Cut out the noise and find actionable forum posts
User feedback can be extremely valuable, but often it is hard to find amidst the sea of complaining and trolling on web forums. My goal was to attempt to make this feedback easier to find. As an avid gamer, I chose to focus my efforts on Steam's gaming forums, and to reduce the scope I pulled posts for the three most popular games.
The three games are:
- DOTA 2
- Counter-Strike: Global Offensive
- Player Unknown's Battlegrounds
Gathering the data:
The forums for the three selected games are extremely active. This was very helpful from a data quantity standpoint, but it introduced another issue: Without using the search functionality, one isn't able to find any posts more than a couple days old.
Therefore, the gathering process had to be split into two parts. The first task was to harvest the ID numbers of individual threads. This was quite time-consuming, as only ten threads could be displayed per page, and many had too few replies to be useful (I filtered out any posts that didn't have at least 2 replies). To help ensure a robust sample of posts, I ran both generic searchterms like "who", "what", "where", as well as game-specific language like "OP", "fps", and "champ". Once the script was executing properly, I spun up six separate EC2 instances on Amazon Web Services to conduct the scraping in parallel.
After sampling, I had the IDs of roughly 60,000 threads, which I would later discover had anywhere from 2 to over 40,000 replies. After some experimentation with Selenium, I was able to obtain 50 replies per request instead of the default 15. I then used the requests library along with BeautifulSoup to parse the responses and pull out date, content, etc., which I again parallelized over my six EC2 instances.
(Technical note here, for any search engine indexer... maybe this can help someone:
When using the requests library's Session object, after a couple hundred GET requests all six of my instances mysteriously got the same error: HTTP Code 413. I'd never heard of this one, but it occurs when the server rejects your request for being too large. This error didn't make any sense in my case, because GET requests don't have a message body. Turns out, Steam was augmenting a cookie which indicated "recently viewed threads" with every request, which eventually got so large that the server rejected it!)
Once an individual EC2 instance had finished its task, it wrote its results to an S3 bucket using boto3, and the data generating process was complete!
Data cleaning and feature generation:
Communications on forums are inherently messy. People type things incorrectly (whether purposefully or not), and make frequent use of jargon, acronyms, and sarcasm. Given the timeframe of this project, I ended up utilizing TFIDF with a custom stopwords list and stemming. Given more time, I would have tried semantic analysis techniques like LDA or HMMs.
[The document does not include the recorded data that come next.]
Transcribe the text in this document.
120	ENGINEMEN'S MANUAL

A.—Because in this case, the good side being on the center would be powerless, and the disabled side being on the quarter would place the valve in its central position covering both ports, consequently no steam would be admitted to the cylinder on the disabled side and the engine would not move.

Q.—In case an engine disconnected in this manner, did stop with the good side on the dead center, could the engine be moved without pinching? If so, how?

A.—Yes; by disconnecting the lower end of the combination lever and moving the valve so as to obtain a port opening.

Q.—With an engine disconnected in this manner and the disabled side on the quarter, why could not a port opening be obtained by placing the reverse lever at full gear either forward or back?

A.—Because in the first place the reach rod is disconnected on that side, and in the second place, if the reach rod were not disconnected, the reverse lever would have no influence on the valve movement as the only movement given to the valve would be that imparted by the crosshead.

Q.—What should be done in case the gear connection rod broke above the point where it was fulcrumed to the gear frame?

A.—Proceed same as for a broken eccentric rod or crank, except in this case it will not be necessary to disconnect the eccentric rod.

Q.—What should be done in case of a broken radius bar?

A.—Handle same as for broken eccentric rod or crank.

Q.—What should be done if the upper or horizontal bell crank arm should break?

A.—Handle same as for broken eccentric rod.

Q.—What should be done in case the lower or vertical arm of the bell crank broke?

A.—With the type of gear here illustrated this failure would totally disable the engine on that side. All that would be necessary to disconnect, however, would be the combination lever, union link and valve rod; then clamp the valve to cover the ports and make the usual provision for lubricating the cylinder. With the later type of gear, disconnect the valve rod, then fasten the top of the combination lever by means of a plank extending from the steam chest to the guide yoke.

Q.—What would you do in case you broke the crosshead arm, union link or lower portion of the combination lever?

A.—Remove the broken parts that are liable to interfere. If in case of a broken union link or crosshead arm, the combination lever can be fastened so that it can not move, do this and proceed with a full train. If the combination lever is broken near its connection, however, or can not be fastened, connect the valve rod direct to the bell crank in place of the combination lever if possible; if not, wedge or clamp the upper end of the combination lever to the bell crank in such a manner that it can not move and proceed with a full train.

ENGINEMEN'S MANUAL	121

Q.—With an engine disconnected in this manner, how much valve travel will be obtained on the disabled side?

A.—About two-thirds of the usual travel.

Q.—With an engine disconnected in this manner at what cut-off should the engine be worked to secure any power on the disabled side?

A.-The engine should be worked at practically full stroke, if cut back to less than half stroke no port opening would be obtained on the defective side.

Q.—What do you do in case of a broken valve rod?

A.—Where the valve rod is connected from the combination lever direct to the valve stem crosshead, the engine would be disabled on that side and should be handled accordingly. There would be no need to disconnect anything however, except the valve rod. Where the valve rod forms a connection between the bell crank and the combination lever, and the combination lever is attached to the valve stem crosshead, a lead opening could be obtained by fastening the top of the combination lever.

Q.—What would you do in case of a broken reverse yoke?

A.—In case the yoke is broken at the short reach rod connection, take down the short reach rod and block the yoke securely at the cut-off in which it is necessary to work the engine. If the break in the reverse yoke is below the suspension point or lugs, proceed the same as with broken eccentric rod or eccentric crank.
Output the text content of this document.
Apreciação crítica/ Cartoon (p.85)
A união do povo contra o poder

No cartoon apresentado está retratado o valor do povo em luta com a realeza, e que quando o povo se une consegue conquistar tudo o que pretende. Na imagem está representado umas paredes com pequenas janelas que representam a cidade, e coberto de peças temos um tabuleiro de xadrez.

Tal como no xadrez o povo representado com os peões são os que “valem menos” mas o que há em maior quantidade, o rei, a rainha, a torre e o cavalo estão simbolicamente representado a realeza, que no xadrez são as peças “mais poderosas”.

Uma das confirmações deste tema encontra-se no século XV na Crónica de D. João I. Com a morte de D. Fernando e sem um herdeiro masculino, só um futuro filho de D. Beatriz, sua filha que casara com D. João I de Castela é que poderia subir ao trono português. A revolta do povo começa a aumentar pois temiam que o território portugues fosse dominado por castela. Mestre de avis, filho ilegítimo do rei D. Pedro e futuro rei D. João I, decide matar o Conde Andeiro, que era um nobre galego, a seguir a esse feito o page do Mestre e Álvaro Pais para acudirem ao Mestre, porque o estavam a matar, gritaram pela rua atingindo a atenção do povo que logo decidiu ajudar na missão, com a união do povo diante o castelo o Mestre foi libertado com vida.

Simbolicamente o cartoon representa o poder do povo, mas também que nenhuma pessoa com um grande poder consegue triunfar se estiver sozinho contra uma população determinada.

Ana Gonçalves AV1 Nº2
The first big hurdle I faced was the fact that I did not have a response (useful / not useful) variable, which made supervised learning impossible. I had nearly a million posts, so any kind of hand-labeling solution was obviously off the table. In the end, my solution was to find patch notes in a specific window after the post was made, and use cosine similarity to see if the post discussed topics related to the changes developers were making to the game.
Exploring the data, I found some interesting facts. For one, the games had very different lifespans: DOTA2 had several years of historical posts available, but PUBG had only about half a year. People who were the OP (original poster) of a thread were generally more helpful than repliers. Even though Steam allows users to change their forum names, the overwhelming majority (over 99%) of users had posted under just a single name.
To clean the data, I removed blockquote elements and hyperlinks, before applying a stemmed version of sklearn's TfidfVectorizer. Additionally, I created features representing the poster's capitalization and foul language usage, as well as the lengths of the post content and title.
I built a random forest model out of my engineered features + vectorized features from the post title and content. This model had the best performance out of the box. Given more time, I would have tried a variety of modeling methodologies (logistic regression, SVM, neural network), but this took a backseat as I wanted to spend more time on the dashboard application and automation in AWS.
Using HTML, CSS, and jQuery, I hand-crafted a dashboard app which presents top-rated posts and threads along with summary statistics. This was a great experience, and I feel like I learned a good deal about HTTP requests and Flask. It's amazing to me how quickly one can spin up a machine learning backed web service!
Amazon Web Services
I made extensive use of AWS throughout the entire lifecycle of this project. Whether writing or reading results from S3, or spinning up multiple instances to scrape the Steam forums in parallel, to having my webserver spin off a new virtual machine to scrape new posts, persist them, then shut itself down. The power of AWS is incredible, and I plan to continue familiarizing myself with them.